Her Twitter feed can be random too—but that's just how Badu is. Like when, out of nowhere, halfway through this very interview, she screams "Wait a minute!" mid-sentence, because, yes, that kind of looks like...no wait, it is actor Ron Palillo, best known for his role as Arnold Horshack on Welcome Back, Kotter, walking down the street next to her ride.

"That's Horshack!" she screams with glee. "That's Arnold Horshack! I just saw Arnold Horshack from Welcome Back, Kotter! Just walking down the road! On Park and 34th!"

It's an especially exciting sight, Badu continues, because she's sung that show's theme onstage so many times. As she so often does online, she's rambling willy-nilly again.

But make no mistake: Despite all these asides, Badu's not absent-minded. Scatterbrained, maybe, but that's actually the concept behind her New Amerykah series in the first place.

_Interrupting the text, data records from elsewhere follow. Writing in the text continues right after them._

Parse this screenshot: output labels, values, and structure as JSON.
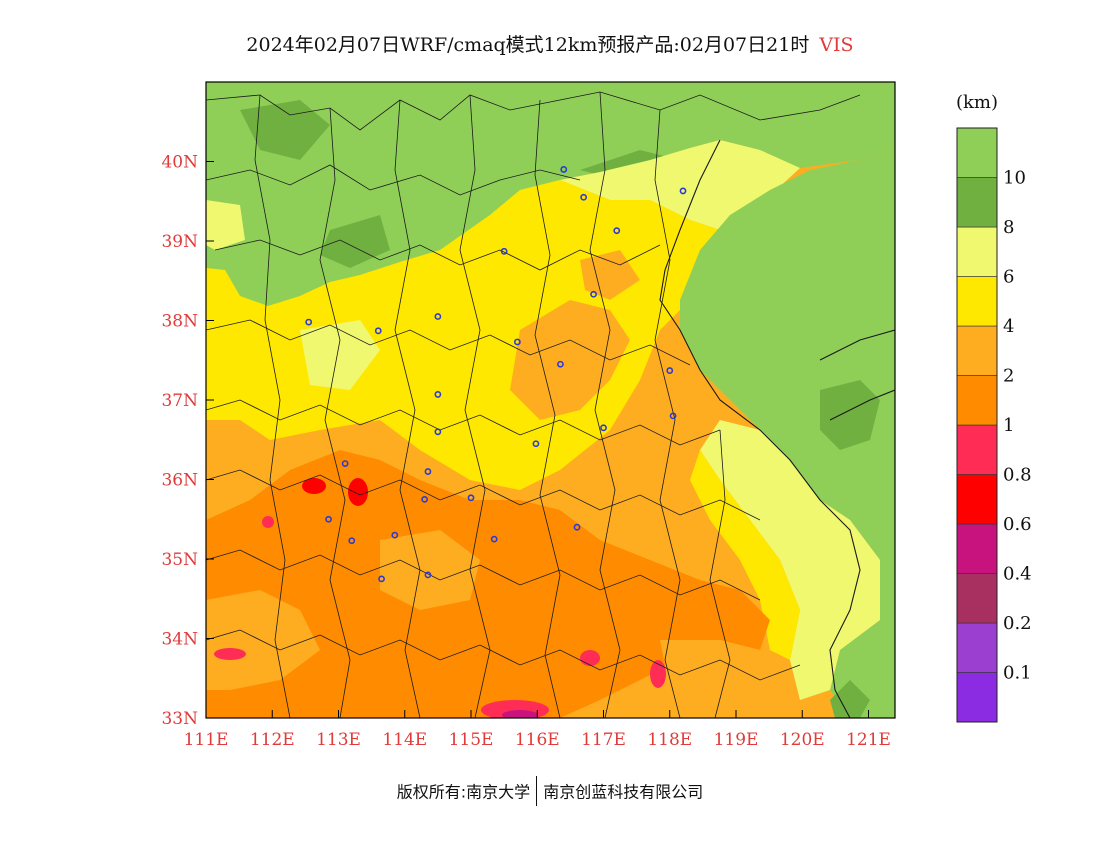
{
  "title": {
    "main": "2024年02月07日WRF/cmaq模式12km预报产品:02月07日21时",
    "variable": "VIS"
  },
  "map": {
    "lon_range": [
      111,
      121.4
    ],
    "lat_range": [
      33,
      41
    ],
    "lon_ticks": [
      "111E",
      "112E",
      "113E",
      "114E",
      "115E",
      "116E",
      "117E",
      "118E",
      "119E",
      "120E",
      "121E"
    ],
    "lat_ticks": [
      "33N",
      "34N",
      "35N",
      "36N",
      "37N",
      "38N",
      "39N",
      "40N"
    ],
    "station_marker_color": "#2a3bd6",
    "stations": [
      [
        116.4,
        39.9
      ],
      [
        116.7,
        39.55
      ],
      [
        117.2,
        39.13
      ],
      [
        118.2,
        39.63
      ],
      [
        115.5,
        38.87
      ],
      [
        116.85,
        38.33
      ],
      [
        114.5,
        38.05
      ],
      [
        113.6,
        37.87
      ],
      [
        112.55,
        37.98
      ],
      [
        115.7,
        37.73
      ],
      [
        116.35,
        37.45
      ],
      [
        118.0,
        37.37
      ],
      [
        114.5,
        37.07
      ],
      [
        114.5,
        36.6
      ],
      [
        117.0,
        36.65
      ],
      [
        118.05,
        36.8
      ],
      [
        115.98,
        36.45
      ],
      [
        113.1,
        36.2
      ],
      [
        114.35,
        36.1
      ],
      [
        114.3,
        35.75
      ],
      [
        115.0,
        35.77
      ],
      [
        112.85,
        35.5
      ],
      [
        113.2,
        35.23
      ],
      [
        113.85,
        35.3
      ],
      [
        115.35,
        35.25
      ],
      [
        116.6,
        35.4
      ],
      [
        114.35,
        34.8
      ],
      [
        113.65,
        34.75
      ]
    ]
  },
  "colorbar": {
    "unit": "(km)",
    "colors": [
      "#8b2be2",
      "#9b3fd0",
      "#a83060",
      "#c8137e",
      "#ff0000",
      "#ff2d55",
      "#ff8c00",
      "#ffad20",
      "#ffe800",
      "#f0f870",
      "#70b040",
      "#8fcf58"
    ],
    "labels": [
      "0.1",
      "0.2",
      "0.4",
      "0.6",
      "0.8",
      "1",
      "2",
      "4",
      "6",
      "8",
      "10"
    ]
  },
  "footer": {
    "copyright": "版权所有:南京大学",
    "company": "南京创蓝科技有限公司"
  }
}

"I did them all at the same time," she says. "I wrote all those songs at once. When I had the so-called writer's block—which really wasn't just writer's block but was just downloading and gathering—after that period, I began to flow like a waterfall, with words and lyrics and ideas. And not only musically, but in my love life and with my children and with teaching and creativity, with fashion—just everything. It started to flow at once."

But there was a clear division among these new creations. Some of the songs—like Part 1's anthemic hip-hop-as-religion track, "The Healer"—showed her more experimental, more deliberate side as an artist who refuses to be caged by genre classifications. Part 2's crop—surely a less edgy, but no less an impressive bunch—finds the artist taking pleasure in her life's current groove. Even its title, Return of the Ankh, refers to as much: The Ankh, Badu explains, is a specific callout to her debut and breakout 1997 release, Baduizm, and the fact that the Egyptian symbol was represented in that album's artwork.

But to say that New Amerykah, Pt. 2 is a throwback to the same style of that first album is just half the story. Sure, Badu's back in her comfort zone of neo-soul—a genre in which she's so successful that she's been deemed its Queen—and, yes, it's a bouncy, piano-heavy, funky and jazzy affair, highlighted by hip-hop-tinged efforts like "Turn Me Away (Get Munny)," "Umm Hmm" and the billowing "Window Seat," but, Badu maintains, the similarities are more evident in her mind-set than anything else.

"I feel that way again," she says. "It has nothing that has to do with the sound. It's always gonna sound like me. Baduizm is part of me. But how I feel is fearless. I have no expectations of myself. It's a beautiful feeling. I feel like I'm hungry, like I was before anything came out. I feel competitive. I feel beautiful. It's just the same feeling. And the Return of the Ankh is just a return to that part in my life."

It's showed even in her productivity: With each of her previous albums, the label had to take the album from Badu; this time, she was able to make the deadline and give the songs to the bigwigs before they asked—with a couple hours to spare, even.

And maybe that's why this second installment of New Amerykah, if nothing else, feels more cohesive than the first, confidently riding the down-tempo flavor of "Window Seat" to a breezy, thought-provoking end. Not unlike that song's video, in fact.

"It's therapy for me, what I do," she says, sounding prescient, as if she's discussing the video that, at the time of this interview, few outside of Badu's inner circle had ever seen. "And I don't feel responsible for the world in any kind of way when it comes to music."

In retrospect, it's scary how much her words seem to specifically reference the ordeal that the "Window Seat" video would soon create.

"I just have to be honest," she continues. "And the more honest I am, the more inspiring it is. I know what the fuck I'm doing."